Alle Verschwörer mit Ausnahme von Imbert und Luis Amiama Tió wurden getötet, manche von Ramfis Trujillo persönlich.[11] Auch Imberts Bruder Segundo wurde, am 31. Mai 1961, auf Befehl von Ramfis Trujillo im Gefängnis erschossen. Imbert wurde vom Honorarkonsul Italiens zu einem italienischen Ehepaar, Mitarbeiter der italienischen Botschaft, gebracht, wo er sich verstecken konnte,[12] bis er am 2. Dezember 1961, nachdem Ramfis Trujillo geflüchtet war und sich der Sturz der Regierung Balaguer abgezeichnet hatte, wieder ins öffentliche Leben zurückkehren konnte.[13] Amiama konnte sich ebenfalls bis zum Sturz des Trujillo-Regimes verstecken.

Imbert und Amiama wurden zu Nationalhelden erklärt und zu Generalmajoren auf Lebenszeit ernannt. Wegen seiner Beteiligung am Attentat auf den Diktator hielt sich Imbert eine schwerbewaffnete Leibwache.

Im September 2013 forderte die „Stiftung der konstitutionalistischen Soldaten des 25. April 1965“ den Nationalen Kongress auf, die Möglichkeit zu sondieren, Imbert den Status als Nationalheld zu entziehen, da er gegen die Verfassung verstoßen habe.[14]

Die Jahrestage der Ermordung Trujillos feierte Imbert jeweils, indem er die Schuhe und die Uhr anzog, die er beim Attentat getragen hatte.[2]

Politische Karriere[Bearbeiten | Quelltext bearbeiten]

Von Januar 1962 bis Februar 1963, nach dem Sturz Balaguers, war Antonio Imbert Barrera Mitglied des siebenköpfigen Staatsrates unter dem Präsidenten Rafael Filiberto Bonelly. Am 20. Dezember 1962 wurden durch die neuen Machthaber Wahlen veranstaltet, die Juan Bosch in demokratisch einwandfreier Weise für sich entschied. Seine Regierung wurde jedoch nach wenigen Monaten wiederum von der Armee unter General Elías Wessin y Wessin abgesetzt. Ob auch Imbert in den Putsch involviert war,[1] ist umstritten, er selbst bestritt es vehement.[15] Der Putsch führte zu Unruhen und schließlich zum Dominikanischen Bürgerkrieg 1965.

Als am 25. April 1965 der Aufstand der „Konstitutionalisten“ unter den Obersten Vinicio Fernández Pérez, Giovanni Gutiérrez Ramírez, Rafael Fernández Domínguez und Francisco Alberto Caamaño Deñó ausbrach, die den verfassungsmäßigen Präsidenten Juan Bosch wiedereinsetzen wollten und den Präsidenten der konstituierenden Versammlung von 1963, José Rafael Molina Ureña, zum Staatspräsidenten ernannten, setzten die USA eine Marineeinheit zum Schutze und zur Evakuierung der im Land befindlichen US-Staatsbürger ein und ernannten am 1. Mai 1965 erst Pedro Bartolomé Benoit und am 7. Mai Imbert zum Präsidenten des von den USA unterstützten Gobierno de la Reconstrucción Nacional.
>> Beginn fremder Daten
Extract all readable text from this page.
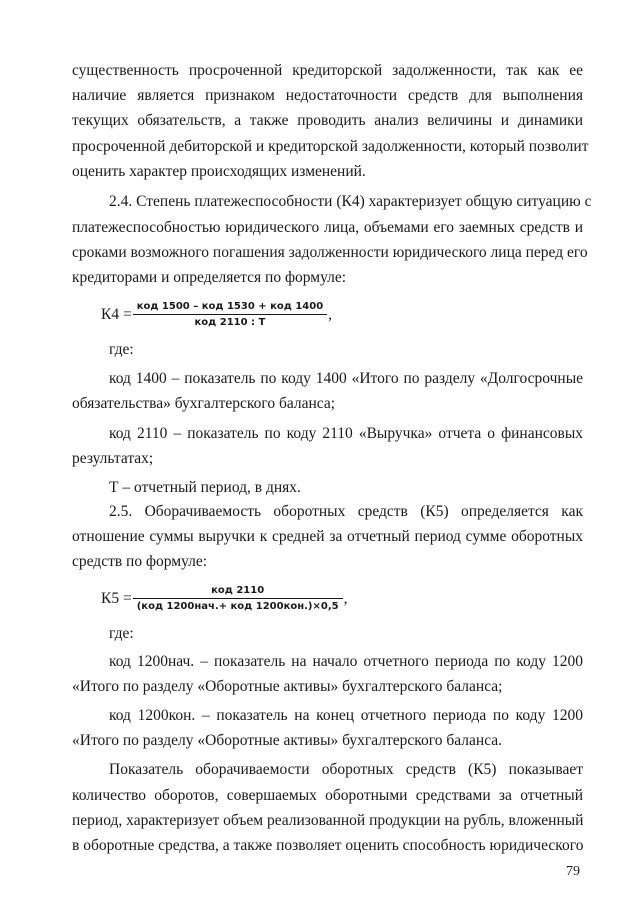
существенность просроченной кредиторской задолженности, так как ее
наличие является признаком недостаточности средств для выполнения
текущих обязательств, а также проводить анализ величины и динамики
просроченной дебиторской и кредиторской задолженности, который позволит
оценить характер происходящих изменений.
2.4. Степень платежеспособности (К4) характеризует общую ситуацию с
платежеспособностью юридического лица, объемами его заемных средств и
сроками возможного погашения задолженности юридического лица перед его
кредиторами и определяется по формуле:
где:
код 1400 – показатель по коду 1400 «Итого по разделу «Долгосрочные
обязательства» бухгалтерского баланса;
код 2110 – показатель по коду 2110 «Выручка» отчета о финансовых
результатах;
Т – отчетный период, в днях.
2.5. Оборачиваемость оборотных средств (К5) определяется как
отношение суммы выручки к средней за отчетный период сумме оборотных
средств по формуле:
где:
код 1200нач. – показатель на начало отчетного периода по коду 1200
«Итого по разделу «Оборотные активы» бухгалтерского баланса;
код 1200кон. – показатель на конец отчетного периода по коду 1200
«Итого по разделу «Оборотные активы» бухгалтерского баланса.
Показатель оборачиваемости оборотных средств (К5) показывает
количество оборотов, совершаемых оборотными средствами за отчетный
период, характеризует объем реализованной продукции на рубль, вложенный
в оборотные средства, а также позволяет оценить способность юридического
$К4 = \frac{\text{код 1500 – код 1530 + код 1400}}{\text{код 2110 : Т}}$ ,
$К5 = \frac{\text{код 2110}}{\text{(код 1200нач.+ код 1200кон.)×0,5}}$ ,
79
Die Aufständischen erklärten ihrerseits, nachdem Molina und die andern konstitutionalistischen Obersten am 27. April 2015 bereits kapituliert hatten, Caamaño am 4. Mai 1965 zum Staatspräsidenten. Nachdem die Kämpfe sich intensiviert hatten, forderte der Gobierno de la Reconstrucción Nacional von den USA eine Invasion zur Niederschlagung der Aufständischen und Wiederherstellung der Ordnung. Die USA, welche die Bildung eines zweiten Kubas in ihrer Hemisphäre befürchteten, entsandten eine Eingreiftruppe, an der auch kleine, von der Organisation Amerikanischer Staaten gebildete Einheiten verschiedener Staaten teilnahmen. Im September wurde schließlich ein Friedensvertrag unterzeichnet, der den Bürgerkrieg beendete. Imbert und Caamaño traten Ende August/Anfang September zurück; als neuer provisorischer Präsident, mit dem Auftrag, demokratische Wahlen vorzubereiten, wurde Héctor García Godoy eingesetzt.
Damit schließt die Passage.